It's no secret that traditional risk-management models failed to help investors anticipate the meltdowns of Lehman Brothers Holdings or Bernard Madoff’s ponzi investment scheme. What’s less certain is what will replace those models.

Vying for that honor are a number of new software systems that use stress testing based on various hard-to-predict scenarios and throw in some additional bells and whistles. Once the exclusive realm of the largest and most sophisticated fund-of-funds managers, like Blackstone Alternative Asset Management and UBS, the technology driving risk analytics has become commoditized, with off-the-shelf software packages widely available to investors of all sizes. Companies such as HedgeMark Risk Analytics, Imagine Software, Inalytics, Investor Analytics and PerTrac now all sell versions of such risk mitigation software, giving any investor the chance to assess exactly how its assets would react to extraordinary events.

In contrast, the formerly reigning traditional model, known as Value at Risk or VaR for short, relies on historical price data to construct a distribution of probable outcomes for a portfolio.

“You’re using historical data to estimate what correlations will be between prices and volatility,” says Lance Smith, CEO of New York City–based Imagine Software. “That results in a probable distribution of probable outcomes.”

But an inherent problem with VaR is how to estimate correlations between the historical prices of financial instruments and actual volatility in the market. In the world of statistics, this is known as the “fat tail” problem, which refers to the fact that the tail ends of the curve of distribution of probable outcomes in finance are wider than in normal distributions.

In the months leading up to the collapse of Lehman, for example, the Wall Street firm was reporting VaR analyses every quarter that yielded potential losses in the hundreds of millions of dollars. “Yet Lehman lost $40 billion in September of 2008,” says Rick Di Mascio, CEO and founder of London-based Inalytics. “How can that have been the case?” Yet he points out that some investment firms “just continue carrying on using VaR and believing it.”

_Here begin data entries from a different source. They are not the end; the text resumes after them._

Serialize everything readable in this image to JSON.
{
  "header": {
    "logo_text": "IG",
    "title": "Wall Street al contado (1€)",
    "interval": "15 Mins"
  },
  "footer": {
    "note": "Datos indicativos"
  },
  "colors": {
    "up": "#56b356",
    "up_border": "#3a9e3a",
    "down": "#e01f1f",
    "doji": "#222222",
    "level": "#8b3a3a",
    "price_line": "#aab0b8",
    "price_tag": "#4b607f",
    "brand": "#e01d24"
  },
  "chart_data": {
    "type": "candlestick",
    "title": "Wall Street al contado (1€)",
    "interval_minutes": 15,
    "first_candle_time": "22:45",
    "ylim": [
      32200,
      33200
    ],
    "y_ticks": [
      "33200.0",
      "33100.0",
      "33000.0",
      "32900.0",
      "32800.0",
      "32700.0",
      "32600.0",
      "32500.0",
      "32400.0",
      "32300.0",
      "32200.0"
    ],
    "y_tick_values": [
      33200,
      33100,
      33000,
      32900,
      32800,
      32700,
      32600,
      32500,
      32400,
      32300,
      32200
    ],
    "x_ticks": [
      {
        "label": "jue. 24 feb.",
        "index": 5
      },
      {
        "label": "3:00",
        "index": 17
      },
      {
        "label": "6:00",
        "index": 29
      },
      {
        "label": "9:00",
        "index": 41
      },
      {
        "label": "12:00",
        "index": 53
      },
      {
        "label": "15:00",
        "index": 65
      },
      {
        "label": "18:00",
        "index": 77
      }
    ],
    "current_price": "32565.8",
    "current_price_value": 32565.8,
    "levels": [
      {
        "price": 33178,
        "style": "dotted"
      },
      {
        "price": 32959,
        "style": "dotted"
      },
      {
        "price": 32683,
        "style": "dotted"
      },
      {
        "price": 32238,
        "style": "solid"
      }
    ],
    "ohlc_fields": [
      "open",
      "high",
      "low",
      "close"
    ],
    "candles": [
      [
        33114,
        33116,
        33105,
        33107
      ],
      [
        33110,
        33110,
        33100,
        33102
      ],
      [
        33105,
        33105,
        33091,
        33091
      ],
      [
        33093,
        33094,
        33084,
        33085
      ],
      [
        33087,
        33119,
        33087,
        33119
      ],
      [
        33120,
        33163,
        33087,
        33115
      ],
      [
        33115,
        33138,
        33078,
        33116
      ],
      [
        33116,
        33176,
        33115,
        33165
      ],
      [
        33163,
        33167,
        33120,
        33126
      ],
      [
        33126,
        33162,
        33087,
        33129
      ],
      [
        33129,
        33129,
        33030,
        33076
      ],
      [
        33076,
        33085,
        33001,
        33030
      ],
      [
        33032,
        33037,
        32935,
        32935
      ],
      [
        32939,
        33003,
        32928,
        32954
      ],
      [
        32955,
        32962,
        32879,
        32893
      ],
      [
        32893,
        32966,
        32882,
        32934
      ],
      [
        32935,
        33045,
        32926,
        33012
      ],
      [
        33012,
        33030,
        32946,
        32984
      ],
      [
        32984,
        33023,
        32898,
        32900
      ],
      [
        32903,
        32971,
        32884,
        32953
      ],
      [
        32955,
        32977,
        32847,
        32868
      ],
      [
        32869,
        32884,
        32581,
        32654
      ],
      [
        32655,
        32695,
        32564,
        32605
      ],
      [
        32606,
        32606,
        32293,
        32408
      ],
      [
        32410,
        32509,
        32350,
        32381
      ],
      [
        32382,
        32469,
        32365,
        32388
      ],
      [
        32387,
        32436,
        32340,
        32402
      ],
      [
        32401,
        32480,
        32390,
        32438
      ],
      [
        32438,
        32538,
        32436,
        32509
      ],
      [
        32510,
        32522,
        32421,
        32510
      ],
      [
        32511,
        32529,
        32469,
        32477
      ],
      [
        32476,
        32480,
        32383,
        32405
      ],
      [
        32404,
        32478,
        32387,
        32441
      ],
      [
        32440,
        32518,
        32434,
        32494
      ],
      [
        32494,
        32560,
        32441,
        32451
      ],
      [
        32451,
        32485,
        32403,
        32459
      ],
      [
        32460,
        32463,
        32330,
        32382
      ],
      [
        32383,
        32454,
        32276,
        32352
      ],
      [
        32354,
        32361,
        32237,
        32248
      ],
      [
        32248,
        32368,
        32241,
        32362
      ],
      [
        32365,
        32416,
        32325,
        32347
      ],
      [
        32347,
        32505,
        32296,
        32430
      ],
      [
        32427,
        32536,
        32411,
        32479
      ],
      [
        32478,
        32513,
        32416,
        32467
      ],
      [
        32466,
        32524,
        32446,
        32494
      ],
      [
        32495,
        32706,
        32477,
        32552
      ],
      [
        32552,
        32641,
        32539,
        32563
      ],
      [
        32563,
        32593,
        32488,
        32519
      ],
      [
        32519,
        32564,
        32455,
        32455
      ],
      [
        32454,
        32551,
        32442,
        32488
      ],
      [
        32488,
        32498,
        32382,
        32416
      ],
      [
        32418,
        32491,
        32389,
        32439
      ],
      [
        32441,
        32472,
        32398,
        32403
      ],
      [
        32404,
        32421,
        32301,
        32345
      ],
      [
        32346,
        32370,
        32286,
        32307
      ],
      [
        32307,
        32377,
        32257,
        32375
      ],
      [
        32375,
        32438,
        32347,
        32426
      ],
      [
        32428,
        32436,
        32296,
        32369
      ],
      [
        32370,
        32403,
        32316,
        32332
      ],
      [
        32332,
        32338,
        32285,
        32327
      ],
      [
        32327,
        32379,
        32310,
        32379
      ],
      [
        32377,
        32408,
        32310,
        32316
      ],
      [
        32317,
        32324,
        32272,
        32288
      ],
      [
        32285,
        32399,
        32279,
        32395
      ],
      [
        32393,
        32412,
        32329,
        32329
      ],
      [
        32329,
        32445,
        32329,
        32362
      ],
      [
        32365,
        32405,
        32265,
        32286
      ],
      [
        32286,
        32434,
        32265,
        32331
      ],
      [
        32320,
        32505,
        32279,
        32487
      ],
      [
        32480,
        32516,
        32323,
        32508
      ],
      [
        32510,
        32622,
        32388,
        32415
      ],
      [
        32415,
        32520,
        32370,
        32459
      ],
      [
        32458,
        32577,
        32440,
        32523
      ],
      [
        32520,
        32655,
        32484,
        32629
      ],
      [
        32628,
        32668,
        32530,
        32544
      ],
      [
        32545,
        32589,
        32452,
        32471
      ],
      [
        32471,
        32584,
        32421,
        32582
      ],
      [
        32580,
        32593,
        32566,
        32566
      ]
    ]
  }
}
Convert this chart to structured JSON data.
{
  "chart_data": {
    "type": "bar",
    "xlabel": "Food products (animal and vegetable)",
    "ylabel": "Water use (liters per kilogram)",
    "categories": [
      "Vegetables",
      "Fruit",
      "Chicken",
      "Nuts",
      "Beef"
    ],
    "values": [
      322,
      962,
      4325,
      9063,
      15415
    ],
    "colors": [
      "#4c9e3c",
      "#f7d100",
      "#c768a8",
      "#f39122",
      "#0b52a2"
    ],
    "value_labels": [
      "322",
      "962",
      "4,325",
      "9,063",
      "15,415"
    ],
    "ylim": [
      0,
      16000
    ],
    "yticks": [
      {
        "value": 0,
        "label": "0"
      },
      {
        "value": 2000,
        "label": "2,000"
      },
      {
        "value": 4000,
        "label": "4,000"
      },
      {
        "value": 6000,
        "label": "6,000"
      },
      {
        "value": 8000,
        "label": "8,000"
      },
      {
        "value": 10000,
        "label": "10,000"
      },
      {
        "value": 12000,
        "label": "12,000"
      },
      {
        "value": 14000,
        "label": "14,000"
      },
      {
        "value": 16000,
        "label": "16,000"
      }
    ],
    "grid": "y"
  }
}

Stress testing on the other hand lets investors gauge the resilience of even the most unexpected set of risks in a portfolio. These days it’s not uncommon for the technology of risk analytics to test scenarios that have a standard deviation of as much as eight or nine. (Anyone who’s ever suffered through a statistics class knows that standard deviation is a measure of the distance from the statistical mean.) An event with a standard deviation of eight or nine falls near the very tip of the long tail, meaning its projected to happen once every 10 million years.